Canine studies have shown dyssynchrony‐induced regional hypertrophy in late activated myocardium, and we have previously found this to be associated with increased mRNA gene expression involved in hypertrophic signalling in the lateral wall in the mouse model. The finding in study extends this knowledge by presenting regional changes in hypertrophy signalling at the protein level of Itgb6 and TNF.

A limitation of this study is that we did not perform confirmatory western blot experiments, mainly owing to limited amount of available tissue. Therefore, expression differences of individual proteins should be interpreted with caution. However, the findings that several proteins are involved in specific biological processes and that significant protein–protein correlations exist strengthen the validity of the results.

Conclusions

In a mouse model of ischaemic cardiomyopathy, we found down‐regulation of several proteins in the late activated left ventricular lateral wall compared with the septum in resynchronized mice.

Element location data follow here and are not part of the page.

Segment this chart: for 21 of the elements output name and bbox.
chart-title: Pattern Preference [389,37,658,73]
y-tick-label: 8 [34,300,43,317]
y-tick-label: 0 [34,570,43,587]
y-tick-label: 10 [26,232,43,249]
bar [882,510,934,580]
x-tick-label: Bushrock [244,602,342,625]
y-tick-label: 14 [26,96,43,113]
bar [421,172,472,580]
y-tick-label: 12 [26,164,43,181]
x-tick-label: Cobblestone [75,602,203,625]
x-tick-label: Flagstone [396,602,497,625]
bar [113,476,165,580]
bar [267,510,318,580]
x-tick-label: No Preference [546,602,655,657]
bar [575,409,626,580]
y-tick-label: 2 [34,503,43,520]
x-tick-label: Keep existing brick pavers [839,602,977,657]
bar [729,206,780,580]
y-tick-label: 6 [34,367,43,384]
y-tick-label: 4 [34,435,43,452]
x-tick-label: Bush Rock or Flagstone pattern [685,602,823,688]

These proteins display significant protein–protein correlation and share biological signalling pathways, including MAPK activation and hypertrophy signalling. Novel proteins, not previously associated with resynchronization, are presented; and protein–protein interaction and pathophysiological relevance of these findings can be studied in a genetically modifiable dyssynchrony and resynchronization model for the first time.

Conflict of interest

Hugo Nordin, Ryo Nakagawa, Marita Wallin, John Pernow, David A. Kass, and Marcus Ståhlberg declare that they have no conflict of interest.